Sementara saya mengiris
bahan-bahan pelengkap kwetiau, anak saya sibuk menuang kecap dan mengaduk-aduk
kwetiau. Tentu saja, ayahnya turut membantu karena kwetiau yang dimasak cukup
banyak.
Setelah itu, saya memintanya
mengambil telur dari dalam lemari es dan mengocok telur dengan garpu.
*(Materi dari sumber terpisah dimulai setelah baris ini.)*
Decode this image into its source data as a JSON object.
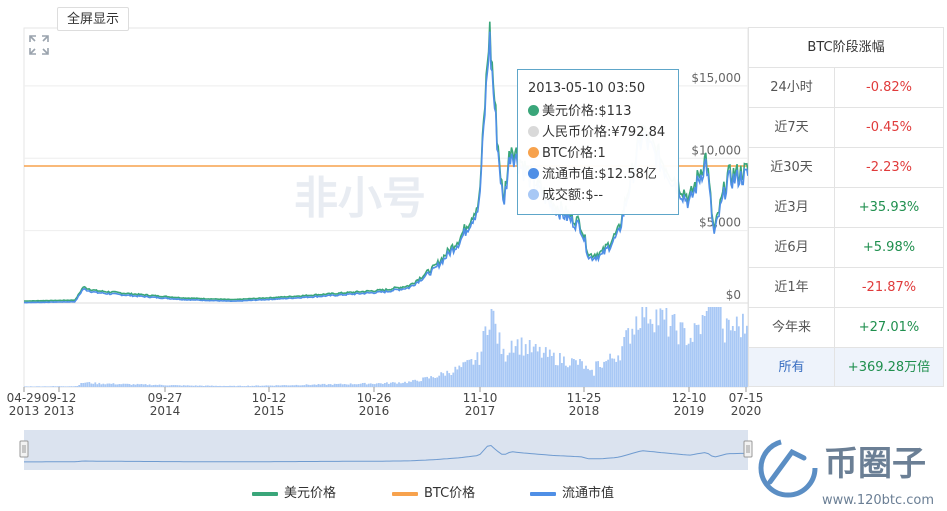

“Aku ambil kursi dulu, ya.
Aku pengen ngeliat,” kata anak saya.
Kemudian, ia menyeret sebuah kursi plastik ke depan kompor.
Setelah minyak di dalam
wajan panas, saya menuang racikan pelengkap kwetiau ke dalam wajan.
“Aku saja yang kocok,”
protes anak saya saat saya mengocok lagi telur sebelum telur dituang. Ia baru
tenang ketika diberi kesempatan mengocok lagi.
Setelah itu, bahan-bahan
pelengkap dituang bergiliran dan saya meminta anak saya mengaduk-aduk
kwetiau.
“Kalau ngaduk, sendok
kayunya menghadap ke bawah, bukan ke atas supaya telur dan sosinya tidak
terlempar ke luar wajan,” saran saya. Sesekali saya turun tangan
untuk membantu. Misalnya, ketika kwetiau rebus yang bergumpal masuk ke dalam
wajan dan membubuhi masakan dengan garam.
“Hati-hati, jangan terlalu
banyak. Nanti pedas, lho,” saya mengingatkan saat ia membubuhkan lada putih ke
atas masakan.
Kemudian, saya memintanya untuk mencicipi masakan kami. Dengan antusias, ia mengambil kwetiau dengan garpu. Saking antusias, ia tidak sabar saat harus menghembus-hembus kwetiaunya terlebih dulu agar cepat dingin.
Akhirnya, kwetiau goreng
buatan kami jadi.
“Aku jadi lapar,” celetuk
anak saya. Padahal, ia telah makan malam.
Saya memberinya sepiring
kecil kwetiau.
“Hm, enak, ya,” ia
berkomentar dengan bangga di sela-sela makannya.
Sejak anak saya kelas TK
Besar, saya sering mengajaknya memasak untuk mengisi waktu luang kami. Zuppa soup, kue kering, cupcake, kwetiau goreng, serta bihun
goreng adalah beberapa masakan yang telah kami coba masak bersama-sama.
Selain membuat hubungan kami
lebih akrab, kami juga jadi belajar berkomunikasi yang baik saat memasak
bersama. Misalnya, ketika anak saya bersikeras ingin mengolah masakan dengan
caranya sendiri, saya harus tahu cara merespons dengan cara yang mudah ia
mengerti untuk menyelamatkan masakan kami.
Menurut ahli
pendidikan, anak juga dapat belajar banyak hal dari kegiatan memasak. Mengenal
jenis-jenis bahan makanan, mengukur takaran, mengenal macam-macam bentuk dan
rasa, serta melatih kesabaran saat memotong, mencetak, dan menunggu masakan jadi.
Dan yang tak kalah penting, anak jadi belajar untuk berusaha sebelum memetik
hasil serta bangga terhadap dirinya sendiri karena mampu berkreasi.